I think if you're interested in working with elite high schoolers, you'd be better off doing individual lessons rather than running a club. You could bill at a higher rate, you could give more individual attention, and therefore you could point to concrete examples of improvement, thereby marketing yourself more effectively. Also, since you're working in one- or two-hour blocks, you have some flexibility to do other work, either a day job or other T&F work (e.g., Youtube videos). Actually, you'd have more control over your schedule in general, since you wouldn't be traveling to meets or anything like that.

One other benefit is specialization. A track team comprises a lot of different skills. It's hard for one person to coach sprints, jumps, throws, and distance. You could try it, but it wouldn't have as much effect on your athletes, and that would hurt your marketing. Why would a kid pay you a couple thousand dollars to improve his sprinting if you're spending 3/4 of your time with jumpers, throwers, and distance runners? You'd have to hire assistants, which would drive costs up. As a one-on-one coach, you could focus on one of those events. It narrows your market, but deepens it.

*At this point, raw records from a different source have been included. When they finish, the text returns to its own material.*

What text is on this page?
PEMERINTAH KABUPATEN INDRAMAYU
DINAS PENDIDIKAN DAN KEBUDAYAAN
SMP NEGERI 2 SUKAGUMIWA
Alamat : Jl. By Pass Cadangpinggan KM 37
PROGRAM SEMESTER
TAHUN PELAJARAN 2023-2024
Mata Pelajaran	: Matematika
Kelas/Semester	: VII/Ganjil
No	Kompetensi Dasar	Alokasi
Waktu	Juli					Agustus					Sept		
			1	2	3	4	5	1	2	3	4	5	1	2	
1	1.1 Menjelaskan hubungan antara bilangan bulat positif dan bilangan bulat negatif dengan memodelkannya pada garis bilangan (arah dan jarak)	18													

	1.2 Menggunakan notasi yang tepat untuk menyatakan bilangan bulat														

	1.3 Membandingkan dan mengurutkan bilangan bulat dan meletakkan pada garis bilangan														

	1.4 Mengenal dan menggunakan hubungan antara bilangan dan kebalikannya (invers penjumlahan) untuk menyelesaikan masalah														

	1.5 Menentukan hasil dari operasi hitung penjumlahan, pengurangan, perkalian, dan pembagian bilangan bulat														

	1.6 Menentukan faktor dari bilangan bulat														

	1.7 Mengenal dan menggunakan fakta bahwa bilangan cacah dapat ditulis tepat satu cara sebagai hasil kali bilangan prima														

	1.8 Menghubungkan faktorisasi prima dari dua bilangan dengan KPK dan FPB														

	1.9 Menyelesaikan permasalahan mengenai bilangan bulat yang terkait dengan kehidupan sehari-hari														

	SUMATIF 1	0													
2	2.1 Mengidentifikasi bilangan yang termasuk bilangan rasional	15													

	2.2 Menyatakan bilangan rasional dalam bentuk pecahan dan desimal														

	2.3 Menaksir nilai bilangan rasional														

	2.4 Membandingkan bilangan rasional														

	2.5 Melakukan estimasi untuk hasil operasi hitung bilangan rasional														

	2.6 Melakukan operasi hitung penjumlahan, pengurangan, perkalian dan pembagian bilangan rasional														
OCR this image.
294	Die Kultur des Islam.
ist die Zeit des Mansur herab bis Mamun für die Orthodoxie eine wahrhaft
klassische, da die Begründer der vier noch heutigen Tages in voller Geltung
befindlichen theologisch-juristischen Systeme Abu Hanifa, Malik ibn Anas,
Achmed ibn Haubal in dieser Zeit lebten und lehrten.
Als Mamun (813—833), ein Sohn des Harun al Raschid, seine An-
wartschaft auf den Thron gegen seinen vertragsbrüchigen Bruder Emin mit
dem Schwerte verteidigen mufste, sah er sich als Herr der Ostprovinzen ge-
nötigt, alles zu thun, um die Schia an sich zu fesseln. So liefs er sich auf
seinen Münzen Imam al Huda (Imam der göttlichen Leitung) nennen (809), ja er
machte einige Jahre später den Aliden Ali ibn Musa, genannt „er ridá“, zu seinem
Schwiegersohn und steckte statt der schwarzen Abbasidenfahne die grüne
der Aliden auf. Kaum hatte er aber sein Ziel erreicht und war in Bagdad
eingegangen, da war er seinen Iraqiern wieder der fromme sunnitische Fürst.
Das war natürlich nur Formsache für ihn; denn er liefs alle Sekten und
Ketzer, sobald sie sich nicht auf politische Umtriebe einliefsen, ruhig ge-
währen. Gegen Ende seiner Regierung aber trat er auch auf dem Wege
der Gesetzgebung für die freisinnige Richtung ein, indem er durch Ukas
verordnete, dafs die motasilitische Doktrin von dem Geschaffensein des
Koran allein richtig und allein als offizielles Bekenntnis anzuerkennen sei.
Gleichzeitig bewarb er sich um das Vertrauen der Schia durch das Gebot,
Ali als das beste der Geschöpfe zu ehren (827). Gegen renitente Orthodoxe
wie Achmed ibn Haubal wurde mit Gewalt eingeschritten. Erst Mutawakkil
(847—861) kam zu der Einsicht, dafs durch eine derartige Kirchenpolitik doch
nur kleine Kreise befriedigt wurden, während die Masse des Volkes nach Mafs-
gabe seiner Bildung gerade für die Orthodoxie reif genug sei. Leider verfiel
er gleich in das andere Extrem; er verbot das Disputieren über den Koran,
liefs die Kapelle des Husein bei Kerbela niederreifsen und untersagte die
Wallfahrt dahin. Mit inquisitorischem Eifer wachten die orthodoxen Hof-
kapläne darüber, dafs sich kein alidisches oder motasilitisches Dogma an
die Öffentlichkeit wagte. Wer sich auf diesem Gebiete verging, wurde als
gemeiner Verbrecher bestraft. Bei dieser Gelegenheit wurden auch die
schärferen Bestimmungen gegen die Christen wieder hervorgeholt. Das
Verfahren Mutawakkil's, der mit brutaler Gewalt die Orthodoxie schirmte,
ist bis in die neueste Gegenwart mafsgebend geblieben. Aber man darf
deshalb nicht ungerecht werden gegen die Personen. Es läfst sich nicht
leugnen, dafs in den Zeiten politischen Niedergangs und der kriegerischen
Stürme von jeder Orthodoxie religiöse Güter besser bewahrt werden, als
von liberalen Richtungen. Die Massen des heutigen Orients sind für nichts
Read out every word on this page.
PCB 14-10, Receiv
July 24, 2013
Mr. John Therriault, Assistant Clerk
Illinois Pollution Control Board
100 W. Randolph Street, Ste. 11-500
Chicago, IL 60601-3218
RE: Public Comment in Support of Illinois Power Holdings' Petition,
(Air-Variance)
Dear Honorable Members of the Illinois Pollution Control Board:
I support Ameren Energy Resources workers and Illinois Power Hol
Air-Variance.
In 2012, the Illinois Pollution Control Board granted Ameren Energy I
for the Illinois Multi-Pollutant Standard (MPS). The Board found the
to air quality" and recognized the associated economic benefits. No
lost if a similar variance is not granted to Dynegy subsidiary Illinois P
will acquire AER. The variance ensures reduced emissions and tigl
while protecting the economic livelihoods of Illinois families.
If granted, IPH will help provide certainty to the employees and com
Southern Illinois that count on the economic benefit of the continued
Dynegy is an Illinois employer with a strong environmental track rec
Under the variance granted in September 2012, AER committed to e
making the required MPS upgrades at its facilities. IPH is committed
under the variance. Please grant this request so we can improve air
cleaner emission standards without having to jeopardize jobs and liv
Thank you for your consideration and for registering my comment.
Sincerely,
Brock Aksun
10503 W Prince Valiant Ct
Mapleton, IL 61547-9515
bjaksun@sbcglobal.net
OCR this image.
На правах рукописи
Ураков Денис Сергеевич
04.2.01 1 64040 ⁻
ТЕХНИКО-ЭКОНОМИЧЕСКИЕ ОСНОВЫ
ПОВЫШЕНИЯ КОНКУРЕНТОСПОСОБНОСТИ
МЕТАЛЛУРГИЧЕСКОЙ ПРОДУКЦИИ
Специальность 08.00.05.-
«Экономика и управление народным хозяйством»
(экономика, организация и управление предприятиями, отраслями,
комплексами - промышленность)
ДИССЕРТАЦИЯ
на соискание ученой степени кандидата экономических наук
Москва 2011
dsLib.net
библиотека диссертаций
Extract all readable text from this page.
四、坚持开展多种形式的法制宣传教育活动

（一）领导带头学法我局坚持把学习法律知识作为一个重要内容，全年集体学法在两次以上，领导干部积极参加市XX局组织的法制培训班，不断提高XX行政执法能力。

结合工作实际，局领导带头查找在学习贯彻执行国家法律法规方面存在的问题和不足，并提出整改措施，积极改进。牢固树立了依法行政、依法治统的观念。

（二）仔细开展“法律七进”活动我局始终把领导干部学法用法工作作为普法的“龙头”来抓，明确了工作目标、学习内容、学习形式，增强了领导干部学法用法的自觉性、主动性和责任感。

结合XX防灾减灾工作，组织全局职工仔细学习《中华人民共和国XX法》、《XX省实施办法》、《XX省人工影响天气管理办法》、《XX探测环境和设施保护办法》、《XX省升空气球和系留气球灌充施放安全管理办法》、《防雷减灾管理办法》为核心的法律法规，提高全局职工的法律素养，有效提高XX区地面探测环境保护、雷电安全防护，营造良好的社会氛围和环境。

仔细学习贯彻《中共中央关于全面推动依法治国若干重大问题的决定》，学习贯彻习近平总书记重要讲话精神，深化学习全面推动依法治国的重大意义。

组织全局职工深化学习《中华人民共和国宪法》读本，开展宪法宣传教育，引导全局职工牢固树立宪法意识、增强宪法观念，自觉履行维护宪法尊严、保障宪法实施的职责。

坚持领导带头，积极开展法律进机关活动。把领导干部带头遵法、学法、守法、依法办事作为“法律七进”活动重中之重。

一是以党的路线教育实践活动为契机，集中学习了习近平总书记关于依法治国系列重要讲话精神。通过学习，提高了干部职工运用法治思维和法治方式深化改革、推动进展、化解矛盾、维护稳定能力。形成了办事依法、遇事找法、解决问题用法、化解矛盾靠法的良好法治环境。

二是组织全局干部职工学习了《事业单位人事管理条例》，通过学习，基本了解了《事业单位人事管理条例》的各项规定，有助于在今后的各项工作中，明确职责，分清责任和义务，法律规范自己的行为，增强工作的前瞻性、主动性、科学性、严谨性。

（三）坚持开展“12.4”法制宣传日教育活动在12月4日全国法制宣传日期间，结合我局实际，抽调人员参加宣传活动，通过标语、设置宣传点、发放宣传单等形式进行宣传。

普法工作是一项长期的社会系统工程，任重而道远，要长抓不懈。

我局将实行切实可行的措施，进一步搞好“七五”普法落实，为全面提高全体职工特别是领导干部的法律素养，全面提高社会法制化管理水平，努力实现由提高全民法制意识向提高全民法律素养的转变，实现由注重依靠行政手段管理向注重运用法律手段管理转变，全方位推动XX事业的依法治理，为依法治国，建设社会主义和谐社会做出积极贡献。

Financially, if you're seeing 10 kids a week at a $100/session, that's $50k/year (assuming you have either the capability to train outdoors during the winter or access to an indoor facility so that you can train year-round). 20 kids at $200/session is $200k. You could also host camps, which allows you to attract more kids but for shorter periods. Still, a $200 camp for 20 kids twice a year would bring in $8000.

For expenses, it looks like USATF coaching certifications are a couple hundred dollars. I'd suggest certification as a personal trainer as well, which is another couple hundred. Some liability insurance, not sure about cost. Marketing stuff, including a website, maybe a thousand. Equipment would vary depending on specialty. Distance runners don't need much. Hurdlers and high jumpers do. The biggest expense is the track itself, which is a total question mark for me. Almost all tracks I'm aware of are on the property of schools, and I really don't know how schools would feel about a for-profit business using their facilities. It would probably vary by school or by district, too, further complicating the matter.

Ultimately, though, your biggest problem is going to be finding a market. I'm not sure that track is a sport that people are willing to spend money on the same way they do for football, baseball, basketball, or soccer. There are only about a quarter as many men's track scholarships as there are football scholarships, and most track scholarships are partial, meaning even a lot of elite track athletes are still going to be paying at least part of their tuition out of pocket. And there's not a minor league for track, so only the most elite of the elite ever go pro. The potential return on investment just isn't the same as it is in other sports. That's not to say there's zero market; there are innumerable terrible youth hockey players whose parents nonetheless spend thousands of dollars a year. Just that track doesn't have the same earning power as a higher-profile sport.